Bump
and Run Reversal (Reversal) |
As the name implies, the Bump and Run Reversal (BARR) is a reversal pattern
that forms after excessive speculation drives prices up too far, too fast.
Developed by Thomas Bulkowski, the pattern was introduced in the June-97 issue
of Technical Analysis of Stocks and
Commodities and also included in his recently published book, the
Encyclopedia of Chart Patterns.
The pattern was originally named the Bump and Run Formation, or BARF.
Bulkowski decided that Wall Street was not ready for such an acronym and changed
the name to Bump and Run Reversal. Bulkowski identified three main phases to the
pattern: lead-in, bump and run. We will examine these phases and also look at
volume and pattern validation.
- Lead-in Phase: The first part of the pattern is a lead-in phase
that can last 1 month or longer and forms the basis from which to draw the
trendline. During this phase, prices advance in an orderly manner and there is
no excess speculation. The trendline should be moderately steep. If it is too
steep then the ensuing bump is unlikely to be significant enough. If the
trendline is not steep enough, then the subsequent trendline break will occur
too late. Bulkowski advises that an angle of 30 to 45 degrees is preferable.
The size of the angle will depend on the scaling (semi-log or arithmetic) and
the size of the chart. It is probably easier to judge the soundness of the
trendline with a visual assessment.
- Bump Phase: The bump forms with a sharp advance, and prices move
further away from the lead-in trendline. Ideally, the angle of the trendline
from the bump's advance should be about 50% greater than the angle of the
trendline extending up from the lead-in phase. Roughly speaking, this would
call for an angle between 45 and 60 degrees. If it is not possible to measure
the angles, then a visual assessment will suffice.
- Bump Validity: It is important that the bump represent a
speculative advance that cannot be sustained for a long time. Bulkowski
developed what he calls an "arbitrary" measuring technique to validate the
level of speculation in the bump. The distance from the highest high of the
bump to the lead-in trendline should be at least twice the distance from the
highest high in the lead-in phase to the lead-in trendline. These distances
can be measured by drawing a vertical line from the highest highs to the
lead-in trendline. An example is provided below.
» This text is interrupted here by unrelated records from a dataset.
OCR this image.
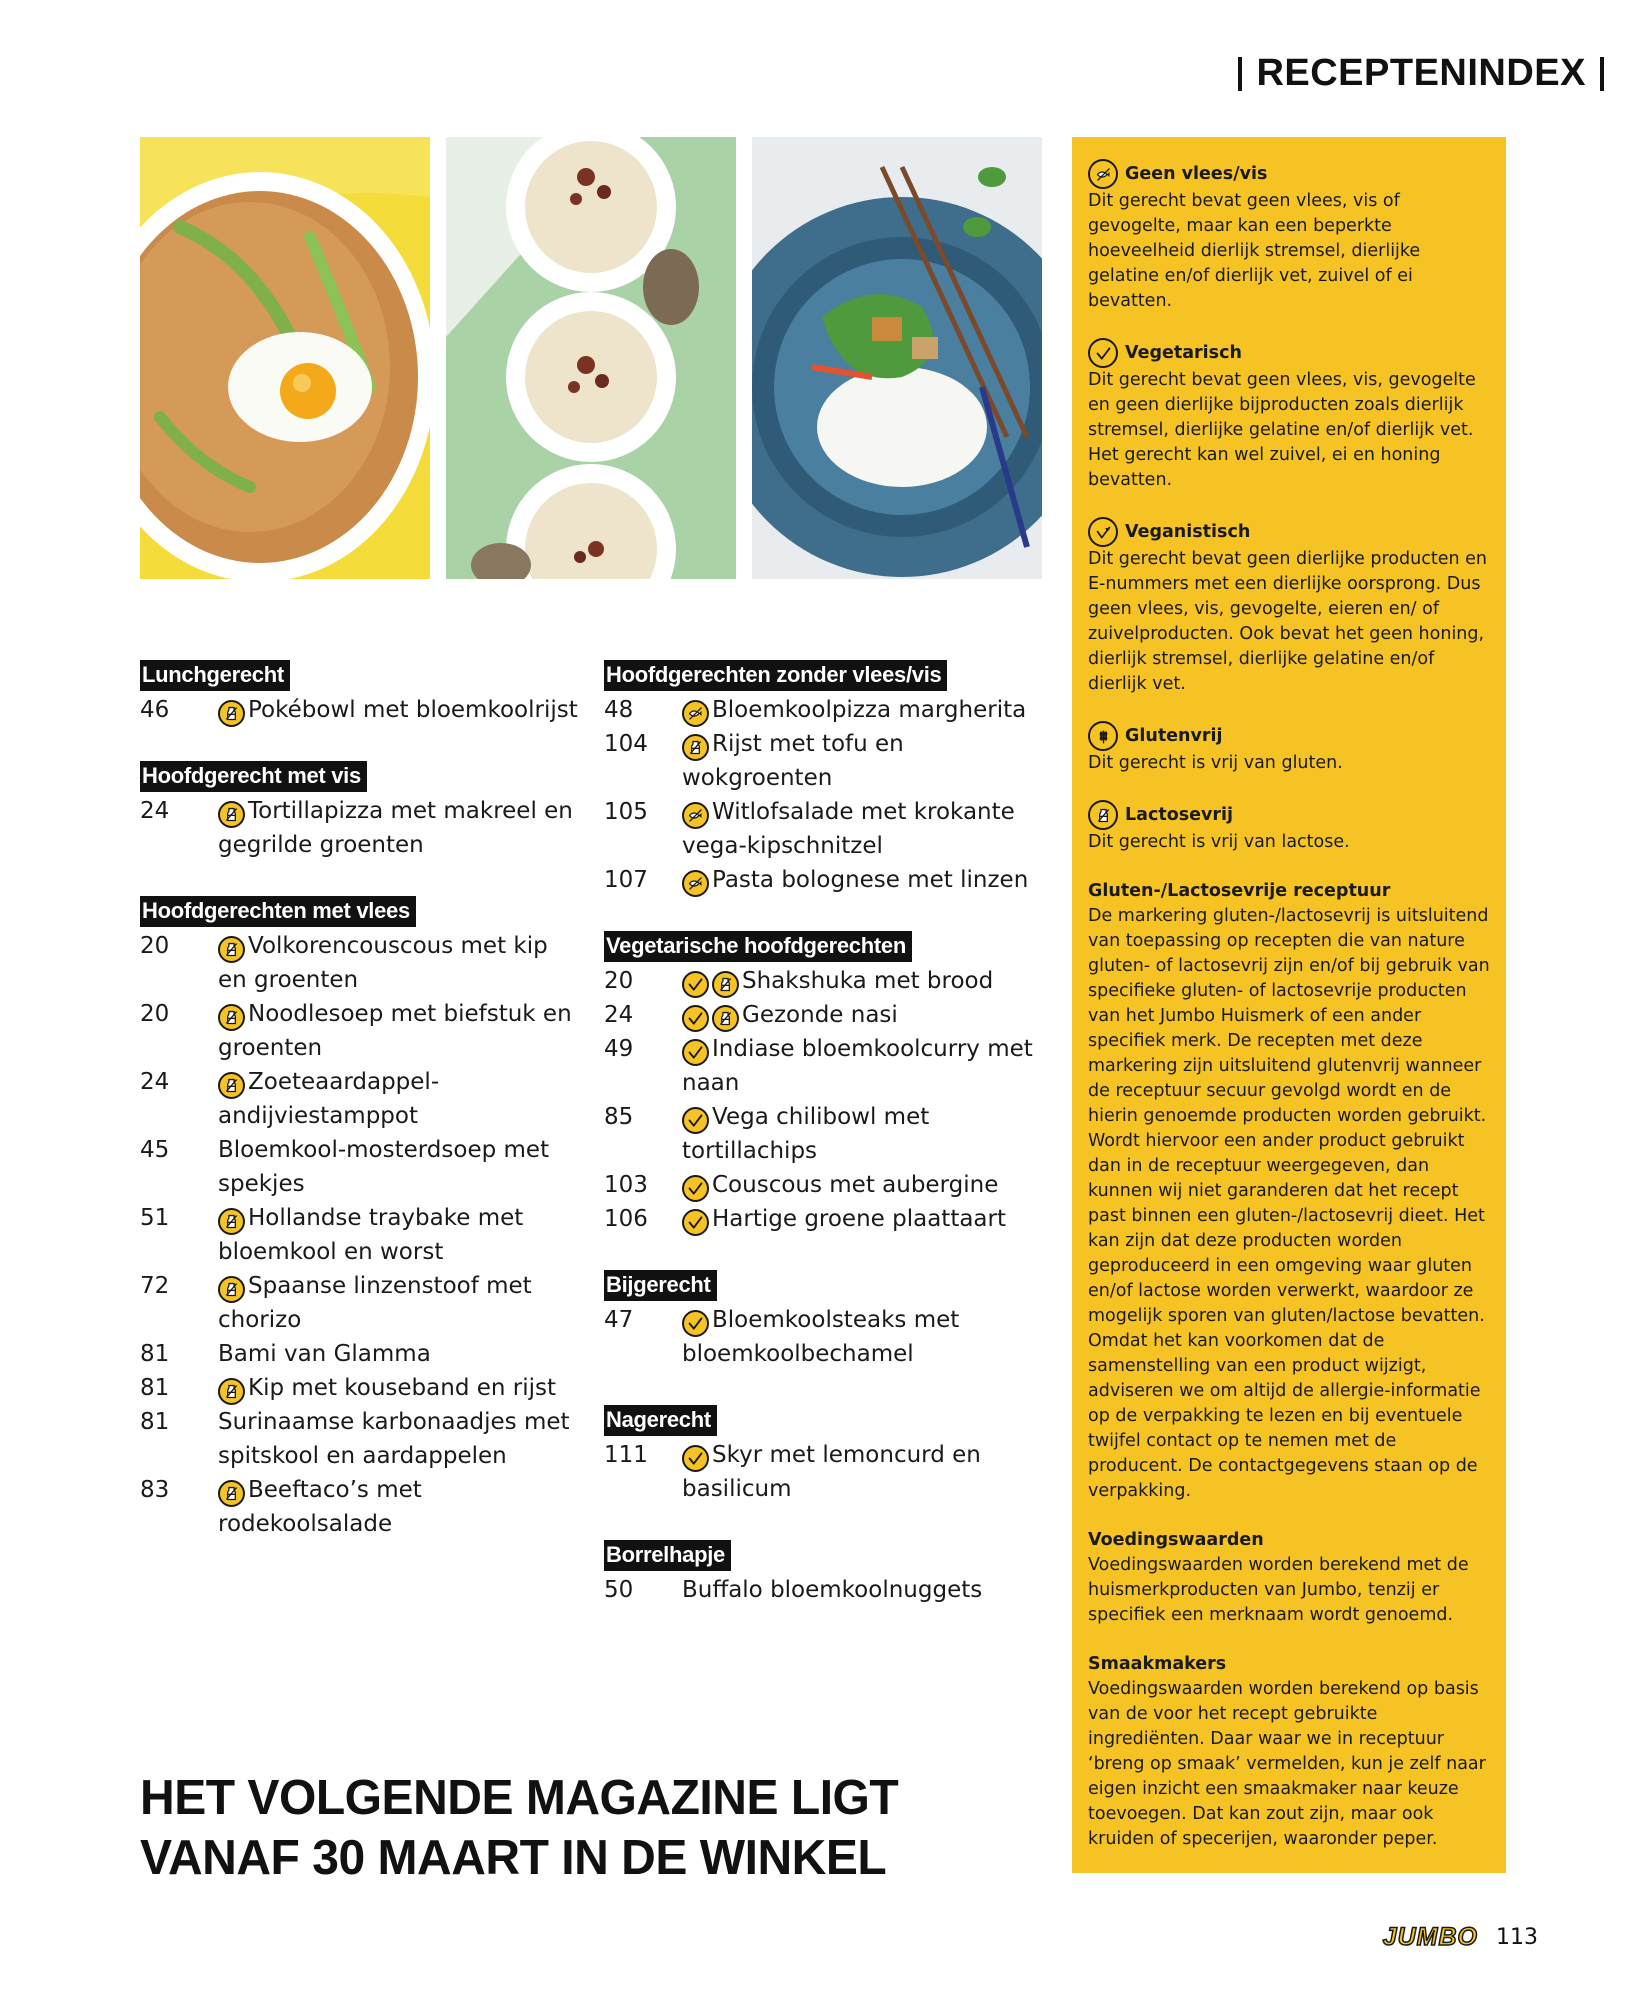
RECEPTENINDEX
Lunchgerecht
46	Pokébowl met bloemkoolrijst
Hoofdgerecht met vis
24	Tortillapizza met makreel en gegrilde groenten
Hoofdgerechten met vlees
20	Volkorencouscous met kip en groenten
20	Noodlesoep met biefstuk en groenten
24	Zoeteaardappel-andijviestamppot
45	Bloemkool-mosterdsoep met spekjes
51	Hollandse traybake met bloemkool en worst
72	Spaanse linzenstoof met chorizo
81	Bami van Glamma
81	Kip met kouseband en rijst
81	Surinaamse karbonaadjes met spitskool en aardappelen
83	Beeftaco’s met rodekoolsalade
Hoofdgerechten zonder vlees/vis
48	Bloemkoolpizza margherita
104	Rijst met tofu en wokgroenten
105	Witlofsalade met krokante vega-kipschnitzel
107	Pasta bolognese met linzen
Vegetarische hoofdgerechten
20	Shakshuka met brood
24	Gezonde nasi
49	Indiase bloemkoolcurry met naan
85	Vega chilibowl met tortillachips
103	Couscous met aubergine
106	Hartige groene plaattaart
Bijgerecht
47	Bloemkoolsteaks met bloemkoolbechamel
Nagerecht
111	Skyr met lemoncurd en basilicum
Borrelhapje
50	Buffalo bloemkoolnuggets
Geen vlees/vis
Dit gerecht bevat geen vlees, vis of gevogelte, maar kan een beperkte hoeveelheid dierlijk stremsel, dierlijke gelatine en/of dierlijk vet, zuivel of ei bevatten.
Vegetarisch
Dit gerecht bevat geen vlees, vis, gevogelte en geen dierlijke bijproducten zoals dierlijk stremsel, dierlijke gelatine en/of dierlijk vet. Het gerecht kan wel zuivel, ei en honing bevatten.
Veganistisch
Dit gerecht bevat geen dierlijke producten en E-nummers met een dierlijke oorsprong. Dus geen vlees, vis, gevogelte, eieren en/ of zuivelproducten. Ook bevat het geen honing, dierlijk stremsel, dierlijke gelatine en/of dierlijk vet.
Glutenvrij
Dit gerecht is vrij van gluten.
Lactosevrij
Dit gerecht is vrij van lactose.
Gluten-/Lactosevrije receptuur
De markering gluten-/lactosevrij is uitsluitend van toepassing op recepten die van nature gluten- of lactosevrij zijn en/of bij gebruik van specifieke gluten- of lactosevrije producten van het Jumbo Huismerk of een ander specifiek merk. De recepten met deze markering zijn uitsluitend glutenvrij wanneer de receptuur secuur gevolgd wordt en de hierin genoemde producten worden gebruikt. Wordt hiervoor een ander product gebruikt dan in de receptuur weergegeven, dan kunnen wij niet garanderen dat het recept past binnen een gluten-/lactosevrij dieet. Het kan zijn dat deze producten worden geproduceerd in een omgeving waar gluten en/of lactose worden verwerkt, waardoor ze mogelijk sporen van gluten/lactose bevatten. Omdat het kan voorkomen dat de samenstelling van een product wijzigt, adviseren we om altijd de allergie-informatie op de verpakking te lezen en bij eventuele twijfel contact op te nemen met de producent. De contactgegevens staan op de verpakking.
Voedingswaarden
Voedingswaarden worden berekend met de huismerkproducten van Jumbo, tenzij er specifiek een merknaam wordt genoemd.
Smaakmakers
Voedingswaarden worden berekend op basis van de voor het recept gebruikte ingrediënten. Daar waar we in receptuur ‘breng op smaak’ vermelden, kun je zelf naar eigen inzicht een smaakmaker naar keuze toevoegen. Dat kan zout zijn, maar ook kruiden of specerijen, waaronder peper.
HET VOLGENDE MAGAZINE LIGT
VANAF 30 MAART IN DE WINKEL
JUMBO 113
- Bump rollover: After speculation dies down, prices begin to peak
and a top forms. Sometimes a small double top or a series of descending peaks
forms. Prices begin to decline towards the lead-in trendline and the right
side of the bump forms.
- Volume: As the stock advances during the lead-in phase, volume is
usually average and sometimes low. When the speculative advance begins to form
the left side of the bump, volume expands as the advance accelerates.
- Run Phase: The run phase begins when the pattern breaks support
from the lead-in trendline. Prices will sometimes hesitate or bounce off the
trendline before breaking through. Once the break occurs, the run phase takes
over and the decline continues.
- Support turns resistance: After the trendline is broken, there is
sometimes a retracement that tests the newfound resistance level. Potential
support-turned-resistance levels can also be identified from the reaction lows
within the bump.
The Bump and Run Reversal pattern can be applied to daily, weekly or monthly
charts. As stated above, the pattern is designed to identify speculative
advances that are unsustainable for a long period. Because prices rise very fast
to form the left side of the bump, the subsequent decline can be just as
ferocious.
Level Three Communications (
LVLT) formed a Bump and Run Reversal pattern after prices advanced in a
speculative frenzy at the beginning of 2000. Prices advanced from 72 to 132 in 2
months and this advance ultimately proved unsustainable.
- The lead-in phase formed over a 3 month period from early Oct-99 to early
Jan-00. Volume during this phase was relatively subdued and actually declined
during the November and December advance.
- The trendline extending up from the lead-in phase lows formed a 34 degree
angle. A visual assessment also reveals that this trendline is neither too
steep nor too flat.
- The bump phase began in early January when the advance accelerated with a
large increase in volume. A conservatively drawn trendline formed a 51 degree
angle that was exactly 50% larger than the angle from the lead-in trendline.
- The distance from the lead-in phase's highest high to the trendline was
13. The distance from the Bump Phase's highest high to the trendline was 38.
This is almost three times larger and validates the speculative excesses in
the bump.
- After reaching a high around 132, prices declined sharply and bounced off
the lead-in trendline. A lower high formed around 115 (red arrow) and the
trendline was soon broken.
- The decline continued after the trendline break and reached 67 before a
reaction rally began. The reaction rally advanced to around 95, but fell just
short of the horizontal support line before falling back to new lows.